– Давид Темурович, – сумел вклиниться в поток слов Николай, – а расскажите про вчерашнюю операцию? Как прошла-то? Я хотел вечерком зайти, но поостерёгся к вам лезть, всё-таки с дамой, и получить утку на голову не хотелось.
– Почти шесть часов возились, – зам заведующего кафедрой отставил кружку и задумчиво побарабанил пальцами по столешнице. – Трепанацию делали, сперва всё штатно шло, опухоль быстро нашли, удалили. Я уже хотел сворачиваться, а взгляд зацепился за один из участков, на удалении которых ты настаивал. И вот, понимаешь, клетки там были… не такие. Я даже не могу подобрать термина, чтобы описать, просто не такие. Мы дёрнули морфологов, провели срочную биопсию. И нашли. Раковые клетки, пока мало, но через пару месяцев приехал бы этот пациент к нам снова. Или не к нам, а совсем в другое, ещё более холодное место, – он глотнул остывший чай, собираясь с мыслями. Аспиранты сидели тихо, боясь сделать лишний вздох. – Но ему повезло, проблему мы удалили, вылечится. Он даже в себя быстро пришёл, через четыре часа начал что-то бормотать. Пока, конечно, в реанимации полежит, но есть все показания для того, чтобы восстановиться с минимальными последствиями.
– Какой живучий товарищ, – буркнул Коновалов.
Все согласно кивнули и уставились в свои кружки, думая каждый о своём.
Наконец, пироги были съедены, доли тех, кто не участвовал в посиделках, разложены по пакетам с намерением их отдать позже. Уборку в лаборантской хотели свалить на Коновалова, который не успел быстро придумать причину, почему он никак не может этим заняться, но Агата сжалилась над ним и предложила помощь, а Николаю не оставалось ничего, кроме как подключиться тоже.
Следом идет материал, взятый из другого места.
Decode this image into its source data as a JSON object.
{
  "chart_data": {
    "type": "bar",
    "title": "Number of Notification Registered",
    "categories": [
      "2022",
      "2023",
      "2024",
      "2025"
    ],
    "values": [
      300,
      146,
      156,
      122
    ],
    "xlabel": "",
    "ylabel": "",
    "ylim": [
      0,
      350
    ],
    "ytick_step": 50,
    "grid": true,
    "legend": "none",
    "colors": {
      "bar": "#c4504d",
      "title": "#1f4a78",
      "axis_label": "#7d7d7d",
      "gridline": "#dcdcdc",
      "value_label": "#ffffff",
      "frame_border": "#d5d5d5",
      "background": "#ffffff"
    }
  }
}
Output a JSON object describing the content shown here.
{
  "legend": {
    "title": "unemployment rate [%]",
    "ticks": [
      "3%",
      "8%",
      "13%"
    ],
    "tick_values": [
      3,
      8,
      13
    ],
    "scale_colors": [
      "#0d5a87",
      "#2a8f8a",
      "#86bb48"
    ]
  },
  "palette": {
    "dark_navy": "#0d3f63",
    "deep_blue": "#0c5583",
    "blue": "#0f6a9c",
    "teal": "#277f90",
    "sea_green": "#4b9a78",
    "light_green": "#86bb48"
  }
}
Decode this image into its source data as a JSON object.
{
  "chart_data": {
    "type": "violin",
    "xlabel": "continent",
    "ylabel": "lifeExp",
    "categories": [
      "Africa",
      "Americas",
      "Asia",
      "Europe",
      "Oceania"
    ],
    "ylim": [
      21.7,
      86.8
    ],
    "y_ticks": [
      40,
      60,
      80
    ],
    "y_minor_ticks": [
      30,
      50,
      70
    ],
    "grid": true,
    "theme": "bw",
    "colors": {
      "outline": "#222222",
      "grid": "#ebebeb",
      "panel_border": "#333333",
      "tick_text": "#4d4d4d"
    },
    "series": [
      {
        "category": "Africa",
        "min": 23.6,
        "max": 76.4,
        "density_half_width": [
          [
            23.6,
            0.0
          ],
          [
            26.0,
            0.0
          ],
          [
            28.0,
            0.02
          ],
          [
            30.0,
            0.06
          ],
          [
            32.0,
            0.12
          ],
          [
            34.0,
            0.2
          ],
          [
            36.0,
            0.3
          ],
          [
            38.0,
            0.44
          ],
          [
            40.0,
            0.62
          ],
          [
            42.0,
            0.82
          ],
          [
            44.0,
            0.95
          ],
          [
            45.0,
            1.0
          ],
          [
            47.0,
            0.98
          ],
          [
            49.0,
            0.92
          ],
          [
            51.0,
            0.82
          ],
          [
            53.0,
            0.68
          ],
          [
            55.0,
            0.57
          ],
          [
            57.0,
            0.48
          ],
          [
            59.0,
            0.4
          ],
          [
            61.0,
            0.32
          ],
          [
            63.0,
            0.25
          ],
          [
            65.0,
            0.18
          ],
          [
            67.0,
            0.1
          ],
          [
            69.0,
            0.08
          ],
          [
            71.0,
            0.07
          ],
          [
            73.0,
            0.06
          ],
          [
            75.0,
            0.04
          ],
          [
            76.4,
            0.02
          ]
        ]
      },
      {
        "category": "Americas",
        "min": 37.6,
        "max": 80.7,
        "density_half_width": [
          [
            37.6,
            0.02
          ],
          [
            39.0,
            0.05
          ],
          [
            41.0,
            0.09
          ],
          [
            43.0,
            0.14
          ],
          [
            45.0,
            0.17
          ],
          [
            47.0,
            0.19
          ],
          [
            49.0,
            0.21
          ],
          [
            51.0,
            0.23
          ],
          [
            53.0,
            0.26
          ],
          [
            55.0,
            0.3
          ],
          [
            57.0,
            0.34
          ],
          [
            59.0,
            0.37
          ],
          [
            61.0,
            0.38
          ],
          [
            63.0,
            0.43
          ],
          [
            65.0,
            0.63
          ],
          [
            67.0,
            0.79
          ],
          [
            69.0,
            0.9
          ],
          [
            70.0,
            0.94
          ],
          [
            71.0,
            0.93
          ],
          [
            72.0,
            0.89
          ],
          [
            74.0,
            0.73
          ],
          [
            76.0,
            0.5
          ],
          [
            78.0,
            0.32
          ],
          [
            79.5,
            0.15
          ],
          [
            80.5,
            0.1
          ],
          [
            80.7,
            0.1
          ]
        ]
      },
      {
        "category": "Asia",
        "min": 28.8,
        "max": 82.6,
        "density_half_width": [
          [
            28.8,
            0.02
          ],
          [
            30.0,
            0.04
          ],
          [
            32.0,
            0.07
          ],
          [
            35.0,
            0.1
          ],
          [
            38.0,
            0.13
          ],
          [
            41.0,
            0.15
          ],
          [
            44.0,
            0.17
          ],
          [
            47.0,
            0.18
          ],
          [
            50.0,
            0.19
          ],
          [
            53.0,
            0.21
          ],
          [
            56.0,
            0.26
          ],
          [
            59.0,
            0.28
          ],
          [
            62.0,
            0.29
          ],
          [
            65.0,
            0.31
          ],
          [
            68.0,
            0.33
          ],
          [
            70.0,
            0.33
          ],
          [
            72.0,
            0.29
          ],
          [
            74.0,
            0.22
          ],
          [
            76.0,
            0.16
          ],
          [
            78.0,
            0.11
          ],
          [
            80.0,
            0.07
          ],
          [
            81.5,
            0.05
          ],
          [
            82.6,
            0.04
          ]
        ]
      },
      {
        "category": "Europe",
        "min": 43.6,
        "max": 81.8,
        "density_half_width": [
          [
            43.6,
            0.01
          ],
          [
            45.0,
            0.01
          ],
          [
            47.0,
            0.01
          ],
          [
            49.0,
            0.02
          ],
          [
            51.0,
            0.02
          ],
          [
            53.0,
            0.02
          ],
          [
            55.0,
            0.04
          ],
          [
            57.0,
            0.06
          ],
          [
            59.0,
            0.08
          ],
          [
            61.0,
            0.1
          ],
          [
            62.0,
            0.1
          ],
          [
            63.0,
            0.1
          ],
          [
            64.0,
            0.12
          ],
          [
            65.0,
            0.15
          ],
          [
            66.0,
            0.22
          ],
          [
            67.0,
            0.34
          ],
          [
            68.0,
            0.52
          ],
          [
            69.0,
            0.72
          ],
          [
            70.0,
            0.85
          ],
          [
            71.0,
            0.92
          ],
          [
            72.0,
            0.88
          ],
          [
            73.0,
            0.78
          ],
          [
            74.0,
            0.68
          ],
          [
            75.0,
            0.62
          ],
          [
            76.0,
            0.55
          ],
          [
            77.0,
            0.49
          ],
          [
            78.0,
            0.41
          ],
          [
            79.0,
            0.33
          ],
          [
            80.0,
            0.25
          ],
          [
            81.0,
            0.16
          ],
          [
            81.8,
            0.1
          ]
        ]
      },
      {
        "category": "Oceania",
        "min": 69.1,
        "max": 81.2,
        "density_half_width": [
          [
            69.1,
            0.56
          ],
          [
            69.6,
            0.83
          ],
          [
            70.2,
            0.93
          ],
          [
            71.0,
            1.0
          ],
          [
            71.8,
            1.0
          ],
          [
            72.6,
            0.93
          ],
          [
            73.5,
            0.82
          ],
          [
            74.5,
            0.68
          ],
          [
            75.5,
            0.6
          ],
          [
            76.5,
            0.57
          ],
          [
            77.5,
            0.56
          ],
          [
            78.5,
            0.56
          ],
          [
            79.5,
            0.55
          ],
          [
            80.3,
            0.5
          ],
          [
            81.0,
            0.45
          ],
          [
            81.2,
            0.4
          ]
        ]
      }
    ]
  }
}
Давид Темурович взглянул на часы и поспешно засобирался на операцию.
– Вы б тоже шли в стационар, там окончательно отогреетесь, – он показал «палец вверх». – Нам ночью уже дали отопление, а здесь ещё дня три ждать такой милости.
– А в реанимацию можно будет заглянуть? – оживился Николай. – Ну, к тому, вчерашнему?
– Пока только через окошко, – покачал головой Давид Темурович. – Если будем наблюдать положительную динамику, то я вас пущу через пару дней.
Николай вздохнул, но, похоже, не в его правилах было долго унывать. Он встряхнулся и накинул халат, превращаясь из обычного подростка в подростка в халате. Давид Темурович не стал дожидаться аспирантов, он торопился на операцию, но велел задержаться в обед в ординаторской или сестринской. Никто так и не понял, зачем, но спорить не стали, Николай предложил взять с собой печенье на перекус, и зайти в буфет, если покажется мало.
Он пододвинул поближе пакет с пирогом, запустил руку в свой рюкзак и под восхищённые взгляды коллег жестом фокусника извлёк оттуда большую пачку кофейных зёрен. Коновалов почти прирос голодным взглядом к яркой шуршащей упаковке, и рассказал Агате, что растворимое безобразие, употребляемое остальными, вызывает у него исключительно желание обняться с белым другом. И на него сразу обрушился шквал вопросов о том, что это за друг и почему его надо обнимать.
Совместными усилиями разобравшись в тонкостях языка и закончив уборку, они вместе с великолепными дарами отчалили в стационар подкупать Галину и просить у неё ещё истории болезни.
Однако та оказалась неумолима и отправила Николая с Агатой собирать материал самостоятельно. В сестринской их встретила невысокая полная женщина в бело-голубой униформе с бейджиком, на котором Агата смогла прочитать только имя – Марина. Из-под шапочки выглядывали завитые «химией» кудри жуткого желтоватого оттенка некачественной краски «под блонд». Приветливое круглое лицо озарила улыбка, когда аспиранты попросились на обход.